Utilisation of the existing power plants, subject to the availability of gas and prevention of mechanical failures, is necessary to avert the risk, Kathuria said. The overall power supply may not increase with new rental power, if the existing plants suffer frequent disruptions, he added.
He said Chittagong Port is Bangladesh’s main port, through which the country’s import export activities are carried out. So to increase growth, the port needs to be kept operational continuously, Kathuria added.
Hussain said there is uncertainty over inflation. The government has projected 6.5 percent inflation for the current fiscal year, but it may reach 7 percent, the senior economist anticipated.
He said the main reason behind the rise in inflation is the price hike of rice.

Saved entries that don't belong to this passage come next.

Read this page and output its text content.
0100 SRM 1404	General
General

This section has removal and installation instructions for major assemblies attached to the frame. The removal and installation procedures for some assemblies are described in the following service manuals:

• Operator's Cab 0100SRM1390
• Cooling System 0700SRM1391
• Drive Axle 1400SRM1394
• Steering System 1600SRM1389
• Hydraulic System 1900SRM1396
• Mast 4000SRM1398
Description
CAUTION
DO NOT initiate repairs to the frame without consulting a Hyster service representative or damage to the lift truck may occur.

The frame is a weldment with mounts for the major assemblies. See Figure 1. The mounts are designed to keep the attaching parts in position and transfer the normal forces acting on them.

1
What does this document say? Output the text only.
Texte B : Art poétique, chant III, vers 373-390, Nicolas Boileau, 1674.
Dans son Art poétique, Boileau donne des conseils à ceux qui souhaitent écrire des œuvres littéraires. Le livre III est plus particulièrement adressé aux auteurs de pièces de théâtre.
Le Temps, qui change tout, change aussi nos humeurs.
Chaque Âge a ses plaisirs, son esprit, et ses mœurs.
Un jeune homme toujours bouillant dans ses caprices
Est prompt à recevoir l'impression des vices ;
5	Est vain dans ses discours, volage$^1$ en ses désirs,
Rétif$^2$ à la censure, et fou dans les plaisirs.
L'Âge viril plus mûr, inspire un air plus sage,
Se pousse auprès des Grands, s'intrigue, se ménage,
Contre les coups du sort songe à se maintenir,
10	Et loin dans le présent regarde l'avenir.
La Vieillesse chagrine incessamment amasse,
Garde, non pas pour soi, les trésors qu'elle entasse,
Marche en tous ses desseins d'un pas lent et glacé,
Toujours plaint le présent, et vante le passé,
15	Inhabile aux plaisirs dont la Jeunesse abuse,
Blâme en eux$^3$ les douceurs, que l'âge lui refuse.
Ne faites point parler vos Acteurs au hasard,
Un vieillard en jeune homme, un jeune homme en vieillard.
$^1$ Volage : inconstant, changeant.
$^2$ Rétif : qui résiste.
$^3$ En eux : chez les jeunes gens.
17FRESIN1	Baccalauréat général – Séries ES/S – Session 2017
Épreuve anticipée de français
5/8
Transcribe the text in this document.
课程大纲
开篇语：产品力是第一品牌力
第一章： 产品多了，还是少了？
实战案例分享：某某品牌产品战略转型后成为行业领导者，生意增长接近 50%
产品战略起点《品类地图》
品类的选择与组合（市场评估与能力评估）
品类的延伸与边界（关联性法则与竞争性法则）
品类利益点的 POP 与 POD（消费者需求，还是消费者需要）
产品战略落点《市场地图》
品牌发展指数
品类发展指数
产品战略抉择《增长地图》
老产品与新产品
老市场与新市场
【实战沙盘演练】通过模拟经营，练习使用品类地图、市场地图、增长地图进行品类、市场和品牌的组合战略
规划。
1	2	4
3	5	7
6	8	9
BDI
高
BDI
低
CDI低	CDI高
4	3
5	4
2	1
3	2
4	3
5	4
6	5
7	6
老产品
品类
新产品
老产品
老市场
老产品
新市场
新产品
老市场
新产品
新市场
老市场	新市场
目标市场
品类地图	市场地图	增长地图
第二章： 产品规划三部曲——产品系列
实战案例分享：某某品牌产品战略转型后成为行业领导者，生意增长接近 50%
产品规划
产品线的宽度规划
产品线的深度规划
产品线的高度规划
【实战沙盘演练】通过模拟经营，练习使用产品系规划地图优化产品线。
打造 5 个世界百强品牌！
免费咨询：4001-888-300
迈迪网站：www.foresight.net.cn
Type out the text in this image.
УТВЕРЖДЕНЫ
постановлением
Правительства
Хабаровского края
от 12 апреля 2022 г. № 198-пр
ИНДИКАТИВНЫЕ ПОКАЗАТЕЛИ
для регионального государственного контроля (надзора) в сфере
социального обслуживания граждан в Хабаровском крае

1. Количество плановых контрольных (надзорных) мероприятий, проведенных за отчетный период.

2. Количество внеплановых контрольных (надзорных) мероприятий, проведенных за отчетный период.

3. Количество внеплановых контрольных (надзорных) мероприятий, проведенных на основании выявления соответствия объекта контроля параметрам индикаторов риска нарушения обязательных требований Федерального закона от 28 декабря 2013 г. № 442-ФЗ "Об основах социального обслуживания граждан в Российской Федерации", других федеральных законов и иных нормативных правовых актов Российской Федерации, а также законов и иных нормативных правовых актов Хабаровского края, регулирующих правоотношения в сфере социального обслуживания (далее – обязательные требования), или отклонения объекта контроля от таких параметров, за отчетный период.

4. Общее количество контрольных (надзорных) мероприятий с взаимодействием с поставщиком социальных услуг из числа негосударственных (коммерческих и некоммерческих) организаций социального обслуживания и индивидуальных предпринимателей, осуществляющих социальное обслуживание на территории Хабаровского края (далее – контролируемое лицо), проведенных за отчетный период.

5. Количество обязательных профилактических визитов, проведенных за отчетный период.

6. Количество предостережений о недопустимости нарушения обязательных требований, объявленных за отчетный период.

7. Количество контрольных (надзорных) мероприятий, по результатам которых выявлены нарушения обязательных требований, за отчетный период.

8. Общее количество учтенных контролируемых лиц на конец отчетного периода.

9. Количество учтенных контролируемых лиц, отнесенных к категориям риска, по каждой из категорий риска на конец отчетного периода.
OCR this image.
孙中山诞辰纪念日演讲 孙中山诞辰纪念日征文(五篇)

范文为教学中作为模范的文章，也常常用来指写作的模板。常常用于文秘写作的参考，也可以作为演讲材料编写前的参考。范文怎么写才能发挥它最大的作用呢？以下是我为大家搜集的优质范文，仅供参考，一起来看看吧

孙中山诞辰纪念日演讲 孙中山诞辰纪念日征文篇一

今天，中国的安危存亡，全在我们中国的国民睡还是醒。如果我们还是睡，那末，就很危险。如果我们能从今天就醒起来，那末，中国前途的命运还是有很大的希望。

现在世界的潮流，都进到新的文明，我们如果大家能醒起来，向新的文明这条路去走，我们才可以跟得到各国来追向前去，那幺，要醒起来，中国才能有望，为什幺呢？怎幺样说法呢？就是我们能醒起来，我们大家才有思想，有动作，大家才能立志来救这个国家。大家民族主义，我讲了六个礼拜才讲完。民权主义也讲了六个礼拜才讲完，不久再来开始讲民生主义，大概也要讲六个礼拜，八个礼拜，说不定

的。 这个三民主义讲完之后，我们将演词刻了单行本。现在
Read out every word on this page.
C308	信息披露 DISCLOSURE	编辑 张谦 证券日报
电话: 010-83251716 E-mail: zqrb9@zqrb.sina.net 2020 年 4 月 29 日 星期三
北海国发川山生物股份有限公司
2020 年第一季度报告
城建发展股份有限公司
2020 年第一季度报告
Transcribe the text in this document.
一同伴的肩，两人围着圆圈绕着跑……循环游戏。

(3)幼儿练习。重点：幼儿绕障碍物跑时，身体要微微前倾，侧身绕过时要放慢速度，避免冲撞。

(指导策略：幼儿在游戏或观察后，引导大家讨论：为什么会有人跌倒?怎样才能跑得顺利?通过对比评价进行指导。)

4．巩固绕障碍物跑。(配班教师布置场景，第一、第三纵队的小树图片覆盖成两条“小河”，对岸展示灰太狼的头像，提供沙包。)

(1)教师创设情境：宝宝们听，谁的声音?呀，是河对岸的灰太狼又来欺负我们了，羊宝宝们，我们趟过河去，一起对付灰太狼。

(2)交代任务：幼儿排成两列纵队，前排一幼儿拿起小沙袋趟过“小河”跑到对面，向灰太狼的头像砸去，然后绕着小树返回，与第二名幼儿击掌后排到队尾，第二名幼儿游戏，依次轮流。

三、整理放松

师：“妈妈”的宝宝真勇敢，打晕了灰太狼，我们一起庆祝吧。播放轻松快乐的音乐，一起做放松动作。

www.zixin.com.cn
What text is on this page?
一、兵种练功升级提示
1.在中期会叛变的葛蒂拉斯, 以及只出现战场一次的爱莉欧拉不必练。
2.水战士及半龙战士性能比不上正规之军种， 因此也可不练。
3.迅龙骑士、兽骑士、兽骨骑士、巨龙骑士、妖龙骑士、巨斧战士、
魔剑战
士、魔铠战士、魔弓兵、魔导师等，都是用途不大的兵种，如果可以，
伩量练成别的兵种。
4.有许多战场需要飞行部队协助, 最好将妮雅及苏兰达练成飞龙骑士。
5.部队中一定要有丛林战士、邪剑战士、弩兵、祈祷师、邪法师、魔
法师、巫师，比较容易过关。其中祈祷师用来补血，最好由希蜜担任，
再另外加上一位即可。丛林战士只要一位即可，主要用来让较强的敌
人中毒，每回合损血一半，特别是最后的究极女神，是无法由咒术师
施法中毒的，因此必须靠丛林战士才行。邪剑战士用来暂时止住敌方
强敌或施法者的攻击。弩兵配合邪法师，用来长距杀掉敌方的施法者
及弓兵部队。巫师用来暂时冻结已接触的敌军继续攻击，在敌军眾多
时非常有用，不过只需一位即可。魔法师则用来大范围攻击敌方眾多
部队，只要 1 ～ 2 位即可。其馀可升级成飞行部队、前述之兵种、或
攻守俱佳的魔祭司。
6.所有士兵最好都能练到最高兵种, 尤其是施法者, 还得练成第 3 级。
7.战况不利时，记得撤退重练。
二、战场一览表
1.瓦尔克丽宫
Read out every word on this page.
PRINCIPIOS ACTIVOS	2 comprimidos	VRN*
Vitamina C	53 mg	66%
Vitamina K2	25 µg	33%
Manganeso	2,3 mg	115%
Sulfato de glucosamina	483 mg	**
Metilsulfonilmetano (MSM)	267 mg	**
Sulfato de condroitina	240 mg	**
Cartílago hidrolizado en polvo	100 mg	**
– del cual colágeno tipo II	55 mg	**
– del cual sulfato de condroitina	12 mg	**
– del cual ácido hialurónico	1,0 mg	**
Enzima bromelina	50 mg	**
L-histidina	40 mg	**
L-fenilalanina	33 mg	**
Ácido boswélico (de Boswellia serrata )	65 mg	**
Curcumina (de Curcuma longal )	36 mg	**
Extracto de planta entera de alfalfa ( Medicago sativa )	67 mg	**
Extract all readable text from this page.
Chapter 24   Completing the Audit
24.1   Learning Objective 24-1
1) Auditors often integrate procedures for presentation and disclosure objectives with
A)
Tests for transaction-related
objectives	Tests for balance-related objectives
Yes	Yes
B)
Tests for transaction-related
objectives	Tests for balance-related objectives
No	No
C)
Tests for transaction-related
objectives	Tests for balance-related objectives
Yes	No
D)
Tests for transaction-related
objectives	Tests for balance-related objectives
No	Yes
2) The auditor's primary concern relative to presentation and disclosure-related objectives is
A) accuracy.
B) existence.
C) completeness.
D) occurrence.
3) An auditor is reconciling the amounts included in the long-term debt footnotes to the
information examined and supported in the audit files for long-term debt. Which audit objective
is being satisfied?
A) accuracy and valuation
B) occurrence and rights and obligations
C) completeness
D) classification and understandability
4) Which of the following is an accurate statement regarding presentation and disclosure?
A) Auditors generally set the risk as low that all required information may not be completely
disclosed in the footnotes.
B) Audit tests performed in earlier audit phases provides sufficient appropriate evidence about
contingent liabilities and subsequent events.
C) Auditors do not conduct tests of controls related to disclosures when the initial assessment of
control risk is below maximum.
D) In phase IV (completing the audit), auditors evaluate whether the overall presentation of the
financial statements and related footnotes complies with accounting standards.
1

Rice prices shot up due to international market factors. It is observed that when rice prices go up in India and Thailand, the prices of the staple food item also increase in Bangladesh.
Hussain also said demand for rice in the domestic market is on the rise, but production has not. To keep prices under control, he says, production has to be boosted.
The economist however said the government steps to make the inflation bearable were appropriate.